Seguendo alcuni scritti tramandati dai vecchi caprari del paese di Oliena, centro abitato alle falde del monte, ho studiato le abitudini e i movimenti di questi animali. Sebbene sia un appassionato di primi piani, desideravo però anche portare a casa un ritratto ambientato. Studiando il comportamento di numerosi esemplari avevo trovato lo spot perfetto per lo scatto che cercavo. Frequentando assiduamente il Supramonte di Oliena, conosco parecchi “cuiles”, parola sarda che viene usata per identificare gli antichi rifugi e case dei pastori, che si trovano sparsi in vari punti della montagna, perlopiù vicino a zone in cui si trovano approvvigionamenti idrici facilmente raggiungibili (forre, grotte o pozze) e vallecole.

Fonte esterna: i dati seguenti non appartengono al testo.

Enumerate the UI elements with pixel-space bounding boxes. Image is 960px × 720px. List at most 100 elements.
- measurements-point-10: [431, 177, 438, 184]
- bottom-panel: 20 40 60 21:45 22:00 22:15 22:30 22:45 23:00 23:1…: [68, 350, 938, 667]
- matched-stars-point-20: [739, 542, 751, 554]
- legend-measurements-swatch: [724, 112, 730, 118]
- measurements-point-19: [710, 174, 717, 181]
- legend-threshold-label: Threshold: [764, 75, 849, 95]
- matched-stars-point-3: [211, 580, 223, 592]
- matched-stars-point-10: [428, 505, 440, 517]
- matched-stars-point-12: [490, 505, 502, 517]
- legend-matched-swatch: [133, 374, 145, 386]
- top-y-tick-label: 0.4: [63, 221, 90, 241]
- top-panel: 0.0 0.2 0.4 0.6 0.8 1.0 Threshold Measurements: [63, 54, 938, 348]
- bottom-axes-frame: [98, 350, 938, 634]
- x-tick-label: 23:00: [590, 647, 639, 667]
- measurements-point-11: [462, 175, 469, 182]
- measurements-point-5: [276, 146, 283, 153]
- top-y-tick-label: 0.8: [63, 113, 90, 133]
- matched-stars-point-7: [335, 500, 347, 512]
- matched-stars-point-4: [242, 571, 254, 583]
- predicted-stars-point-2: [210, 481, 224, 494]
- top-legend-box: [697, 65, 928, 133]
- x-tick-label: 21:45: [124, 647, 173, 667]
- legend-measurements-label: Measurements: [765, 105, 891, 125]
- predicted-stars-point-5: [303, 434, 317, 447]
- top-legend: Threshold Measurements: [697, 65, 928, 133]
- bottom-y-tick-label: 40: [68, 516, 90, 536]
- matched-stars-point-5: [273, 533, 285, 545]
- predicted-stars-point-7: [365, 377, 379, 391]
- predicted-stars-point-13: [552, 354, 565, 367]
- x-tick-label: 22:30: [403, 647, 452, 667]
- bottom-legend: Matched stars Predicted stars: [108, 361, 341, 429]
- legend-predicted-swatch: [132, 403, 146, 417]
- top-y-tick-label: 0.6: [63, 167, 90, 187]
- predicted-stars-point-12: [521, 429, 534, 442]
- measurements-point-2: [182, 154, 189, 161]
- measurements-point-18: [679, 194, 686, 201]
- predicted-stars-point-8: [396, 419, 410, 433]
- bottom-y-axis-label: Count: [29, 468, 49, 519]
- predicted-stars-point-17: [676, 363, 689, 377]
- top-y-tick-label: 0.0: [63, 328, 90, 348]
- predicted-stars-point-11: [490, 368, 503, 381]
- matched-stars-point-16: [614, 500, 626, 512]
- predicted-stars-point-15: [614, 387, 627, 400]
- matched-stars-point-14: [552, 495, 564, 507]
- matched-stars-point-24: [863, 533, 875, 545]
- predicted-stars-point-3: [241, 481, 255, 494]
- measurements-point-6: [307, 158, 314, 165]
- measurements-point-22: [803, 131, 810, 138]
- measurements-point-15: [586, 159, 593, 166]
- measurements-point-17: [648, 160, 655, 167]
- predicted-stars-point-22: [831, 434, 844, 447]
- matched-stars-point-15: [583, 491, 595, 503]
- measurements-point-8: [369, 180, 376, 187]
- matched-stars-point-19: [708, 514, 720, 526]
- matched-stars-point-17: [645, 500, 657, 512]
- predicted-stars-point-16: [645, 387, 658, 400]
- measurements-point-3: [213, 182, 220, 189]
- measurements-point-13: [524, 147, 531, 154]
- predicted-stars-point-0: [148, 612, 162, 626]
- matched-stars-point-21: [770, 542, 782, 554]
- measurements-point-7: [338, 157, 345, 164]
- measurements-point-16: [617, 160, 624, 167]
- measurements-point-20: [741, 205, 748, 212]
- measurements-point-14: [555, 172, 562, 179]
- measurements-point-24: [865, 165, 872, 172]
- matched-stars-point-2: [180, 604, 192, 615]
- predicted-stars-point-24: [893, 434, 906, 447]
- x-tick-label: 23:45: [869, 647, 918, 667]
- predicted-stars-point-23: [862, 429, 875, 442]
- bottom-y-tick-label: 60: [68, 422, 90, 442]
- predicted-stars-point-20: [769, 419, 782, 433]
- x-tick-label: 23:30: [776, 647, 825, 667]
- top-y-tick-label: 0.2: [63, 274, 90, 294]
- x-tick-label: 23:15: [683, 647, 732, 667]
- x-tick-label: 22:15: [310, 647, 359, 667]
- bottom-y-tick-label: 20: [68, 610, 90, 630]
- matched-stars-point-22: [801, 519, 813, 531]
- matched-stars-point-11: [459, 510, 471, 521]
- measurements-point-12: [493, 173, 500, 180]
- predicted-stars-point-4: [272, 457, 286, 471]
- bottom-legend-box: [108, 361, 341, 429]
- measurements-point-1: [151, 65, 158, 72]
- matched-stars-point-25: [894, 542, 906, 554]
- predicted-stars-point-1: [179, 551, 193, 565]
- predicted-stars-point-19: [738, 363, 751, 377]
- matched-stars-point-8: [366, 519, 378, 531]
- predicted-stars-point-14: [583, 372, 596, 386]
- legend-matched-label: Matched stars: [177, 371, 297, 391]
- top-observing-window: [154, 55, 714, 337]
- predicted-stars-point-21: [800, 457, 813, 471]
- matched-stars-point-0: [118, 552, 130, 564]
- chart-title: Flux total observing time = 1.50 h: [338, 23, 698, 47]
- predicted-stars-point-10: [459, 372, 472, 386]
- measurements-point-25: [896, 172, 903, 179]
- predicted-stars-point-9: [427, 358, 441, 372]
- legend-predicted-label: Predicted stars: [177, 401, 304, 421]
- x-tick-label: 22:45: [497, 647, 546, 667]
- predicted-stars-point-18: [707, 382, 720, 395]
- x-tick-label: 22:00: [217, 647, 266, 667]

Il cuile “Vadde Sa Mandra” si trova a ridosso della cima del Corrasi, in uno spazioso pascolo montano sormontato da alcune querce secolari.

È qua che spesso ho visto passare gruppi di femmine, le mufle, e alcuni maschi in gruppi di tre o quattro che, nel periodo dell’accoppiamento e cioè in tarda estate e autunno, si sarebbero scontrati per ottenere il dominio dell’harem. In questa area del monte la sera, puntualmente, i mufloni scendono verso le zone vegetate dal leccio e il ginepro, per passare la notte e poi risalire al mattino verso pascoli più elevati dove nelle giornate soleggiate d’autunno il sole riscalda le placche calcaree. Il mio piano era quello di appostarmi, all’alba, nel punto di passaggio di alcuni individui che seguivo dalla primavera ed ero sicuro che, se non fosse stata quella volta, o la volta dopo, alla terza occasione sarei riuscito a trovare sotto di me un maschio da immortalare.

Mi sveglio nel rifugio e il sole non è ancora sorto, vado allora su una grossa lingua di pietra che mi consente di avere una visione a 360° di ciò che mi circonda, mi godo l’alba, l’emozione è sempre la stessa, e poi succede l’inaspettato: un bellissimo esemplare, che avevo incontrato la sera prima circondato da 3 femmine, mi osserva da un masso che stava dietro di me, anticipando il mio arrivo. È in posa, è la foto che cercavo, “click!”. La giornata è appena iniziata ma posso già tornare a casa. La natura è imprevedibile e, nella sua purezza e perfezione, a volte, non ci dà la possibilità di farsi raccontare, se non nel momento infinitesimale di uno scatto. Buona luce.